Diane Rehm: My husband ‘suffered’
Death brings great sorrow. But it also brings great clarity about what is important in life: respecting each person’s right to make their own health care decisions about how they die, in consultation with their family, doctor and spiritual guide.
That’s why I was scheduled to testify Tuesday before the Maryland Senate Judicial Proceedings Committee in support of the Richard E. Israel and Roger “Pip” Moyer End-of-Life Option Act. This legislation would have given terminally ill adults the option to obtain a doctor’s prescription for medication they can decide to take to end unbearable suffering, so they can die peacefully in their sleep, at home, surrounded by their loved ones. Unfortunately, the sponsors of the bill withdrew it on Friday because they did not have enough votes to pass it; there are more than 70 new members of the legislature who are unfamiliar with the urgency of this issue.
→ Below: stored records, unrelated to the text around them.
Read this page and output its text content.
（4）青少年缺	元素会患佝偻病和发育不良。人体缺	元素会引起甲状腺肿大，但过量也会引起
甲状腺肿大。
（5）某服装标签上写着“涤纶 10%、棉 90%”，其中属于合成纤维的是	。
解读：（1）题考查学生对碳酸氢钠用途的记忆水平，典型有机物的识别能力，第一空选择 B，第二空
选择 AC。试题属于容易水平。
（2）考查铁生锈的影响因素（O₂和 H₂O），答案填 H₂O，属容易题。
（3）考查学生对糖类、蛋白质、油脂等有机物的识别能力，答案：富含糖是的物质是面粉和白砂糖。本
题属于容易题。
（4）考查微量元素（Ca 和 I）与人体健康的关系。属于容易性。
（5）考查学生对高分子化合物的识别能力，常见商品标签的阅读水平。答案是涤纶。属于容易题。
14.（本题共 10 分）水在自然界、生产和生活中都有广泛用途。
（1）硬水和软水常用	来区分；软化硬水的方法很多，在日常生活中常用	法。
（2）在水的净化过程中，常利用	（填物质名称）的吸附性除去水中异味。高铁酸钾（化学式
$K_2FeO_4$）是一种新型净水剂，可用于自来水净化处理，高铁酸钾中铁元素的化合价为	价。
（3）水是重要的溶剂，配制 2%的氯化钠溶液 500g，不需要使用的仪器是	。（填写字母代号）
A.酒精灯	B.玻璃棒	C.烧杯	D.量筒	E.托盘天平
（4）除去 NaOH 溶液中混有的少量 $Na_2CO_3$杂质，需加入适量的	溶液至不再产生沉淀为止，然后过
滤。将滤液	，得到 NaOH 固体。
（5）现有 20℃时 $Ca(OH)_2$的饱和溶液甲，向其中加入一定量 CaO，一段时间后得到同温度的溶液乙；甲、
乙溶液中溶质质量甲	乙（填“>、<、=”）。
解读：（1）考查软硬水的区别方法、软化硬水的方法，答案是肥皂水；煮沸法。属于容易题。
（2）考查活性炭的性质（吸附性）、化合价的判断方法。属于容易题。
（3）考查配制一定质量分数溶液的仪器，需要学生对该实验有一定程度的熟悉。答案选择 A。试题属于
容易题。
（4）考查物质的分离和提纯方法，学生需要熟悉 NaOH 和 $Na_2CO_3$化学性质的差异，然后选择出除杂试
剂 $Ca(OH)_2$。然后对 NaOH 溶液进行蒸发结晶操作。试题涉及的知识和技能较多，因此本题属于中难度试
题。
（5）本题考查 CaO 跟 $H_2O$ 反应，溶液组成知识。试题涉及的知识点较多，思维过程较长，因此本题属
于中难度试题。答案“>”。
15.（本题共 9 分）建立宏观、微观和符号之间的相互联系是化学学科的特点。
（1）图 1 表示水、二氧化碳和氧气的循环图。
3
I, however, will continue to advocate passionately for legislation authorizing medical aid in dying in Maryland and other states nationwide.
I wish my husband had had this option to end his pain. Instead, he suffered through a needlessly agonizing, prolonged dying process in an assisted-living facility in Chevy Chase.
In June 2014, when John was 83, he was placed under hospice care. His doctor had concluded that he had six months or less to live. That’s when John told his physician that — because Parkinson’s disease had so affected him that he could no longer use his hands, arms, or legs; because he could no longer stand, walk, eat, bathe or in any way care for himself on his own — he was now ready to end his prolonged dying process. He declared to me, his children,and his physician that he was “ready to die.”
He believed that his doctor would help him.
When his physician explained that he was unable to carry out John’s wishes in the state of Maryland, John became very angry. He said, “I feel betrayed.”
Then his doctor explained that the only alternative John had, if he wished to end his suffering, was to stop eating, drinking fluids and taking medications. He asked his physician how long the dying process would last and was told it could be 10 days to two weeks.
The very next day, my husband began his journey to the end. He ceased drinking fluids, taking medications or eating any food whatsoever.
I sat by my husband’s side as he slowly died. Watching John in those last 10 days of his life made me angry. Why did our laws infringe upon an individual’s decision to peacefully die when dying was inevitable within a few months?
The tragic fact is our country, with the exception of six states and the District of Columbia, continues to deny individuals the option of medical aid in dying. This failure seems to me a violation of the most basic human right.
I am 80 years old and in good health. I love my life. But when my life is coming to its inevitable end, I will give thanks for all I have had, for all I have been given, and hope to go peacefully, with the help of a physician’s prescription, as I now live in the District of Columbia, where the Death with Dignity Act became law just last month.
Each and every one of us should have the right to make this personal, private decision. The idea of suffering as being noble does not persuade me that extending life for the sake of someone else’s religious beliefs or social philosophy is fair or even reasonable. Let each of us make our own decision.
That’s why the Maryland State Medical Society dropped its opposition to the End-of-Life Option Act last fall and adopted a neutral position: It was a tacit acknowledgment that patients, not doctors, should make their own decisions about end-of-life care options.
In addition, according to a Feb. 2016 Purple Strategies poll, 65 percent of Maryland voters support medical aid in dying as an end-of-life care option, including 59 percent of African-Americans, 56 percent of Republicans, and 53 percent of Roman Catholics.
On behalf of my late husband, John, I urge the Maryland legislature to honor its constituents’ wishes, pass the End-of-Life Option Act next year, and I urge Gov. Larry Hogan to sign it into law.